У нас была обширнейшая программа: приезжали к нам полицейские ребята, чтобы учить детей правилам дорожного движения. Но какие там правила! Дети увидели их машину, их форму, стали наряжаться в полицейских, всем это было безумно интересно! К нам приходили атлеты, они притащили с собой кучу оборудования: мячи, гантели; приходили ребята с барабанотерапией, собакотерапией. Приходили балерины и девочки, которые занимаются восточными танцами. Каждый день у нас был большой блок занятий по самообслуживанию, потому что были дети, которые не знали, откуда берется суп, как в него попадают овощи, не умели ходить в магазин. Поэтому мы стали ходить с ними за покупками. Например, дети делали вареники и должны были закупать для них продукты - выбрать муку, отдать товар на кассу, рассчитаться, забрать сдачу. А на выпускной у нас был настоящий космонавт в скафандре! Это было феерично! Столько восторга было не только у детей, но и у взрослых! Вот такой у нас месяц получился!


Space camp - 2017

- У Вас есть задумки длительных или постоянно действующих проектов?

- Да, я смотрю, как быстро растет Матвей. Ему уже одиннадцать, а что будет, когда ему будет 15 лет? Я думаю о том, как он сможет себя реализовать, в Украине ведь ничего нет для детей-инвалидов. В Киеве совершенно нет мастерских, где могла бы работать молодежь с инвалидностью. Например, я бываю в Польше, смотрю, как у них молодежь работает. Мы были в крошечном городке Радом, так у них там шесть мастерских для людей с инвалидностью! Сейчас мы делаем проект «Творча майстерня» на базе одного территориального центра. Мастерская делает свечи и мыло, ее продукцию мы продавали на благотворительном базаре, сейчас мы хотим открыть там еще и пекарню. А сейчас мы хотим создать там такое пространство по типу лагеря с образовательной и реабилитационной программой на постоянной основе. И это будет центр для всяких детей, а не только с инвалидностью. Недавно я попыталась выяснить, сколько хотя бы в Киеве детей с комплексными заболеваниями и поняла, что у нас даже нет статистики!

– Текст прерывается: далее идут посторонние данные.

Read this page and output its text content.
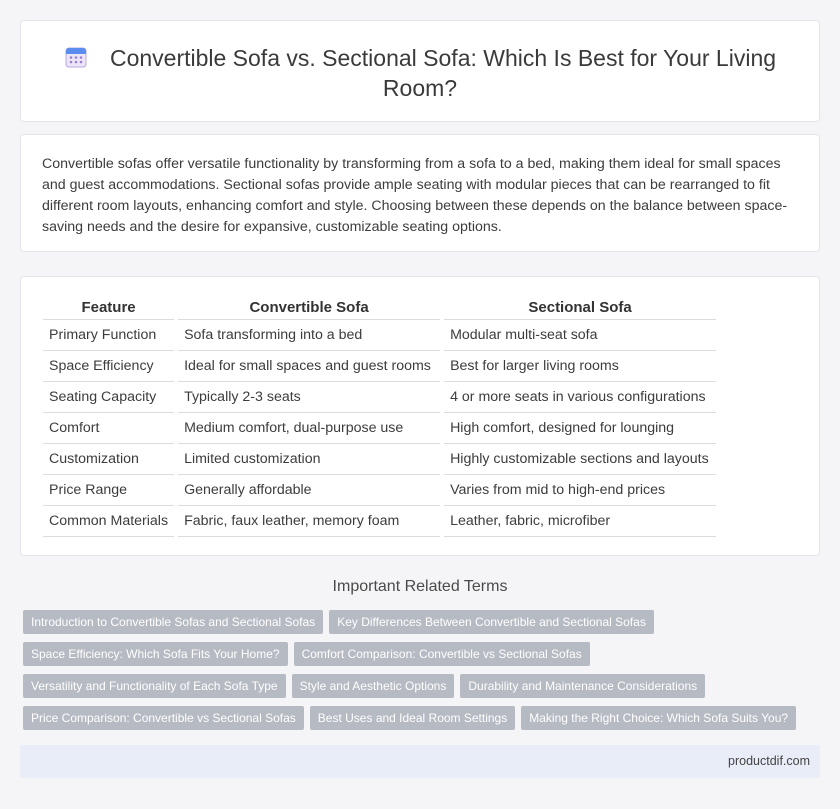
Convertible Sofa vs. Sectional Sofa: Which Is Best for Your Living Room?

Convertible sofas offer versatile functionality by transforming from a sofa to a bed, making them ideal for small spaces and guest accommodations. Sectional sofas provide ample seating with modular pieces that can be rearranged to fit different room layouts, enhancing comfort and style. Choosing between these depends on the balance between space-saving needs and the desire for expansive, customizable seating options.

Feature		Convertible Sofa		Sectional Sofa
Primary Function		Sofa transforming into a bed		Modular multi-seat sofa
Space Efficiency		Ideal for small spaces and guest rooms		Best for larger living rooms
Seating Capacity		Typically 2-3 seats		4 or more seats in various configurations
Comfort		Medium comfort, dual-purpose use		High comfort, designed for lounging
Customization		Limited customization		Highly customizable sections and layouts
Price Range		Generally affordable		Varies from mid to high-end prices
Common Materials		Fabric, faux leather, memory foam		Leather, fabric, microfiber
Important Related Terms
Introduction to Convertible Sofas and Sectional Sofas Key Differences Between Convertible and Sectional Sofas
Space Efficiency: Which Sofa Fits Your Home? Comfort Comparison: Convertible vs Sectional Sofas
Versatility and Functionality of Each Sofa Type Style and Aesthetic Options Durability and Maintenance Considerations
Price Comparison: Convertible vs Sectional Sofas Best Uses and Ideal Room Settings Making the Right Choice: Which Sofa Suits You?
productdif.com
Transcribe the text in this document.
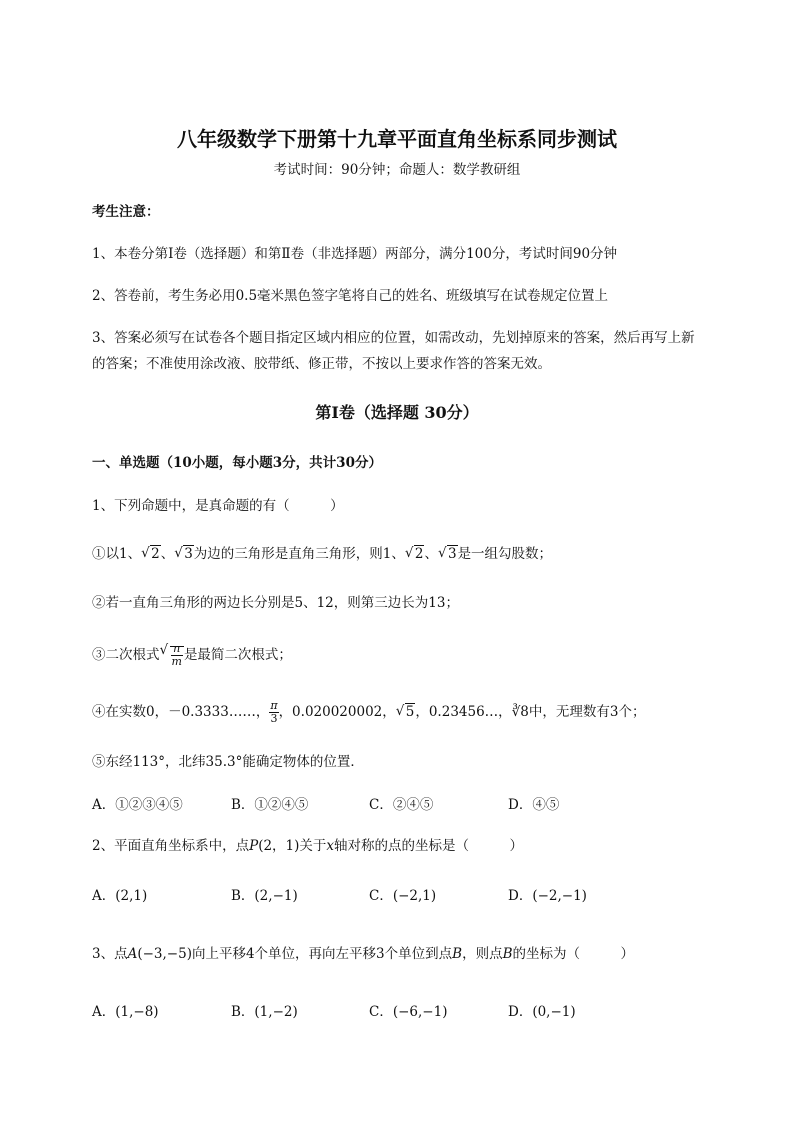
八年级数学下册第十九章平面直角坐标系同步测试
考试时间：90分钟；命题人：数学教研组
考生注意：
1、本卷分第I卷（选择题）和第Ⅱ卷（非选择题）两部分，满分100分，考试时间90分钟
2、答卷前，考生务必用0.5毫米黑色签字笔将自己的姓名、班级填写在试卷规定位置上
3、答案必须写在试卷各个题目指定区域内相应的位置，如需改动，先划掉原来的答案，然后再写上新
的答案；不准使用涂改液、胶带纸、修正带，不按以上要求作答的答案无效。
第I卷（选择题 30分）
一、单选题（10小题，每小题3分，共计30分）
1、下列命题中，是真命题的有（　　　）
①以1、 √ 2、 √ 3为边的三角形是直角三角形，则1、 √ 2、 √ 3是一组勾股数；
②若一直角三角形的两边长分别是5、12，则第三边长为13；
③二次根式 √ $\frac{n}{m}$ 是最简二次根式；
④在实数0，－0.3333……， $\frac{\pi}{3}$ ，0.020020002， √ 5，0.23456…，∛8中，无理数有3个；
⑤东经113°，北纬35.3°能确定物体的位置．
A．①②③④⑤	B．①②④⑤	C．②④⑤	D．④⑤
2、平面直角坐标系中，点P(2，1)关于x轴对称的点的坐标是（　　　）
A．(2,1)	B．(2,−1)	C．(−2,1)	D．(−2,−1)
3、点A(−3,−5)向上平移4个单位，再向左平移3个单位到点B，则点B的坐标为（　　　）
A．(1,−8)	B．(1,−2)	C．(−6,−1)	D．(0,−1)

Эти дети вне системы вообще, и это положение дел нужно менять.



- Олеся, скажите честно, а откуда у Вас силы берутся поднять такую целину проблем?

- Мне кажется, когда начинаешь делать такие проекты, сильно вдохновляешься, и я смотрю на Матвея, на семьи, с которыми я работаю, и понимаю: назад пути нет. А вокруг меня собираются такие крутые люди. Я оглядываюсь назад: еще три года тому у меня не было моей команды, а сейчас вокруг столько людей! И это не те люди, которые приходили в мой лагерь сфотографироваться для Инстаграмма и уйти. Это искренние, дельные люди, которые звонят и идут со своими предложениями, и я понимаю, что с такими людьми можно свернуть горы! Моя сила – в них!